Definition of the Deep End: In hyperbolic geometry, for any angle $\angle ABC$, there are points $D$ between the rays $\overrightarrow{BA}$ and $\overrightarrow{BC}$ such that none of the straights through $D$ can cross both rays $\overrightarrow{BA}$ and $\overrightarrow{BC}$. These points are told to be in the "Deep End" of the interior angle of $\angle ABC$.
Assume point $D$ is in the Deep End of $\angle ABC$ and $E$ is a point on $\overrightarrow{BD}$ such that $D$ is between $B$ and $E$. Prove $E$ is in the Deep End of $\angle ABC$.

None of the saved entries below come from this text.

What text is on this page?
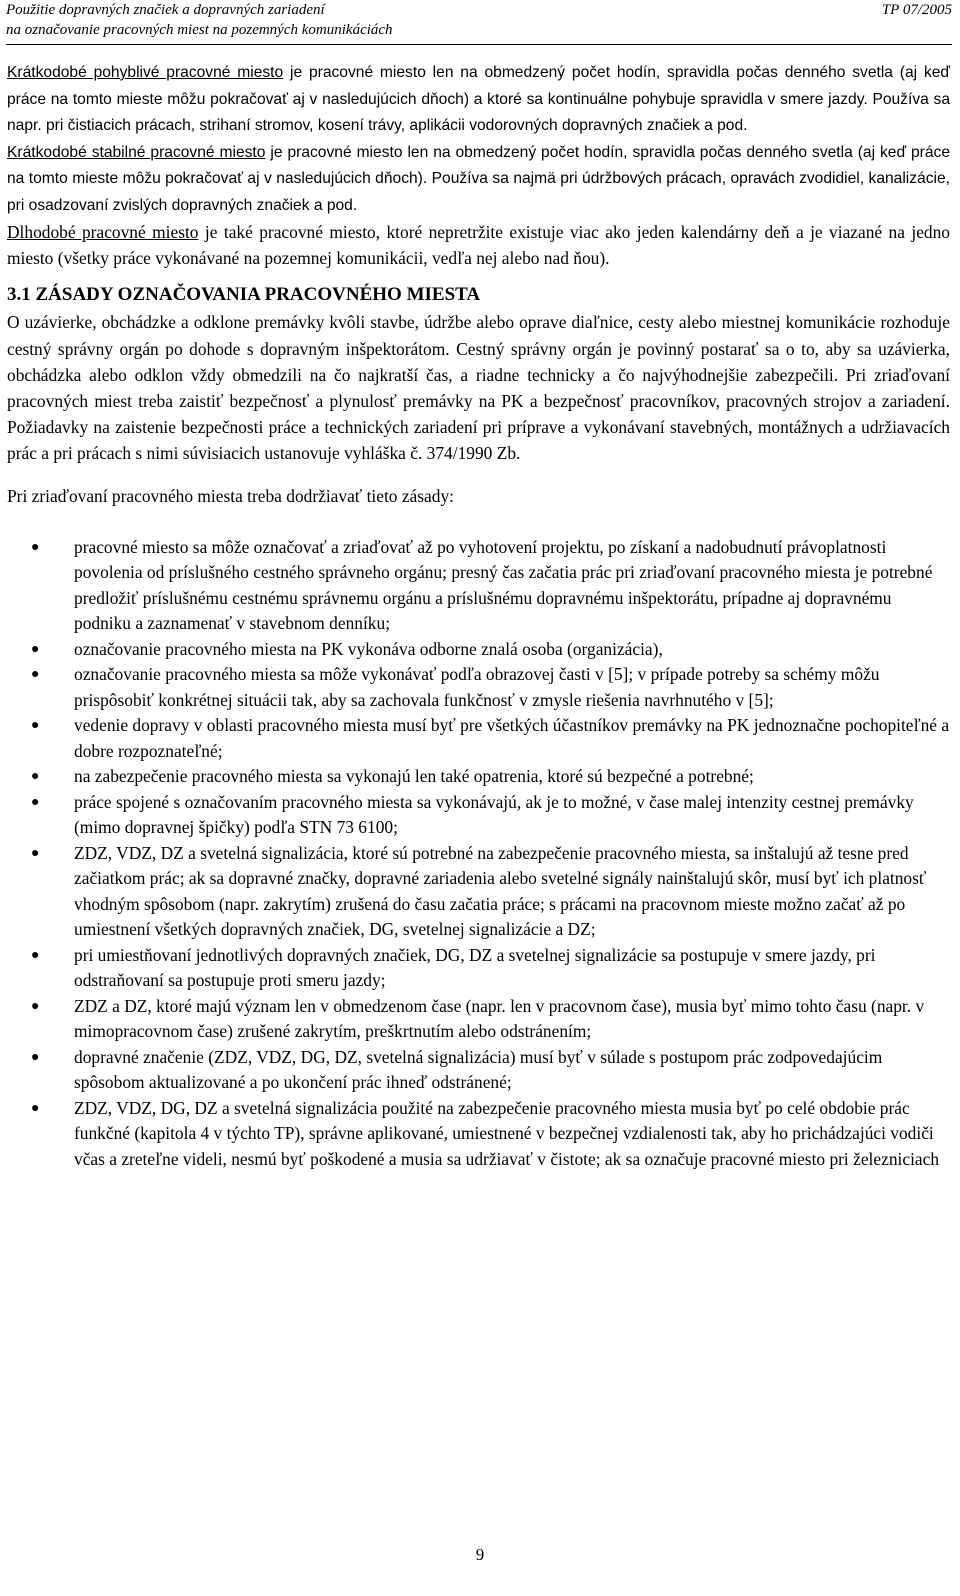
Použitie dopravných značiek a dopravných zariadení
na označovanie pracovných miest na pozemných komunikáciách
TP 07/2005

Krátkodobé pohyblivé pracovné miesto je pracovné miesto len na obmedzený počet hodín, spravidla počas denného svetla (aj keď práce na tomto mieste môžu pokračovať aj v nasledujúcich dňoch) a ktoré sa kontinuálne pohybuje spravidla v smere jazdy. Používa sa napr. pri čistiacich prácach, strihaní stromov, kosení trávy, aplikácii vodorovných dopravných značiek a pod.

Krátkodobé stabilné pracovné miesto je pracovné miesto len na obmedzený počet hodín, spravidla počas denného svetla (aj keď práce na tomto mieste môžu pokračovať aj v nasledujúcich dňoch). Používa sa najmä pri údržbových prácach, opravách zvodidiel, kanalizácie, pri osadzovaní zvislých dopravných značiek a pod.

Dlhodobé pracovné miesto je také pracovné miesto, ktoré nepretržite existuje viac ako jeden kalendárny deň a je viazané na jedno miesto (všetky práce vykonávané na pozemnej komunikácii, vedľa nej alebo nad ňou).

3.1 ZÁSADY OZNAČOVANIA PRACOVNÉHO MIESTA

O uzávierke, obchádzke a odklone premávky kvôli stavbe, údržbe alebo oprave diaľnice, cesty alebo miestnej komunikácie rozhoduje cestný správny orgán po dohode s dopravným inšpektorátom. Cestný správny orgán je povinný postarať sa o to, aby sa uzávierka, obchádzka alebo odklon vždy obmedzili na čo najkratší čas, a riadne technicky a čo najvýhodnejšie zabezpečili. Pri zriaďovaní pracovných miest treba zaistiť bezpečnosť a plynulosť premávky na PK a bezpečnosť pracovníkov, pracovných strojov a zariadení. Požiadavky na zaistenie bezpečnosti práce a technických zariadení pri príprave a vykonávaní stavebných, montážnych a udržiavacích prác a pri prácach s nimi súvisiacich ustanovuje vyhláška č. 374/1990 Zb.

Pri zriaďovaní pracovného miesta treba dodržiavať tieto zásady:

● pracovné miesto sa môže označovať a zriaďovať až po vyhotovení projektu, po získaní a nadobudnutí právoplatnosti povolenia od príslušného cestného správneho orgánu; presný čas začatia prác pri zriaďovaní pracovného miesta je potrebné predložiť príslušnému cestnému správnemu orgánu a príslušnému dopravnému inšpektorátu, prípadne aj dopravnému podniku a zaznamenať v stavebnom denníku;
● označovanie pracovného miesta na PK vykonáva odborne znalá osoba (organizácia),
● označovanie pracovného miesta sa môže vykonávať podľa obrazovej časti v [5]; v prípade potreby sa schémy môžu prispôsobiť konkrétnej situácii tak, aby sa zachovala funkčnosť v zmysle riešenia navrhnutého v [5];
● vedenie dopravy v oblasti pracovného miesta musí byť pre všetkých účastníkov premávky na PK jednoznačne pochopiteľné a dobre rozpoznateľné;
● na zabezpečenie pracovného miesta sa vykonajú len také opatrenia, ktoré sú bezpečné a potrebné;
● práce spojené s označovaním pracovného miesta sa vykonávajú, ak je to možné, v čase malej intenzity cestnej premávky (mimo dopravnej špičky) podľa STN 73 6100;
● ZDZ, VDZ, DZ a svetelná signalizácia, ktoré sú potrebné na zabezpečenie pracovného miesta, sa inštalujú až tesne pred začiatkom prác; ak sa dopravné značky, dopravné zariadenia alebo svetelné signály nainštalujú skôr, musí byť ich platnosť vhodným spôsobom (napr. zakrytím) zrušená do času začatia práce; s prácami na pracovnom mieste možno začať až po umiestnení všetkých dopravných značiek, DG, svetelnej signalizácie a DZ;
● pri umiestňovaní jednotlivých dopravných značiek, DG, DZ a svetelnej signalizácie sa postupuje v smere jazdy, pri odstraňovaní sa postupuje proti smeru jazdy;
● ZDZ a DZ, ktoré majú význam len v obmedzenom čase (napr. len v pracovnom čase), musia byť mimo tohto času (napr. v mimopracovnom čase) zrušené zakrytím, preškrtnutím alebo odstránením;
● dopravné značenie (ZDZ, VDZ, DG, DZ, svetelná signalizácia) musí byť v súlade s postupom prác zodpovedajúcim spôsobom aktualizované a po ukončení prác ihneď odstránené;
● ZDZ, VDZ, DG, DZ a svetelná signalizácia použité na zabezpečenie pracovného miesta musia byť po celé obdobie prác funkčné (kapitola 4 v týchto TP), správne aplikované, umiestnené v bezpečnej vzdialenosti tak, aby ho prichádzajúci vodiči včas a zreteľne videli, nesmú byť poškodené a musia sa udržiavať v čistote; ak sa označuje pracovné miesto pri železniciach
9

My idea is to suppose that $E$ is not in the deep end. So then the ray containing it will cross both $BA$ and $BC$ which would contradict the assumption that $D$ is in the deep end. I don't feel this is fully justified though.
HINT TO INTUIT THE PROBLEM
The following figure depicts the deep end of the angle $\angle ABC $ in the Beltrami-Klein model.
Here, $p$ is the common parallel to the rays $BC$ and $BA$. The yellow region is the Deep End; $p$ belongs to it. If $D$ is in the Deep End then $E$ is - a fortiory - in it.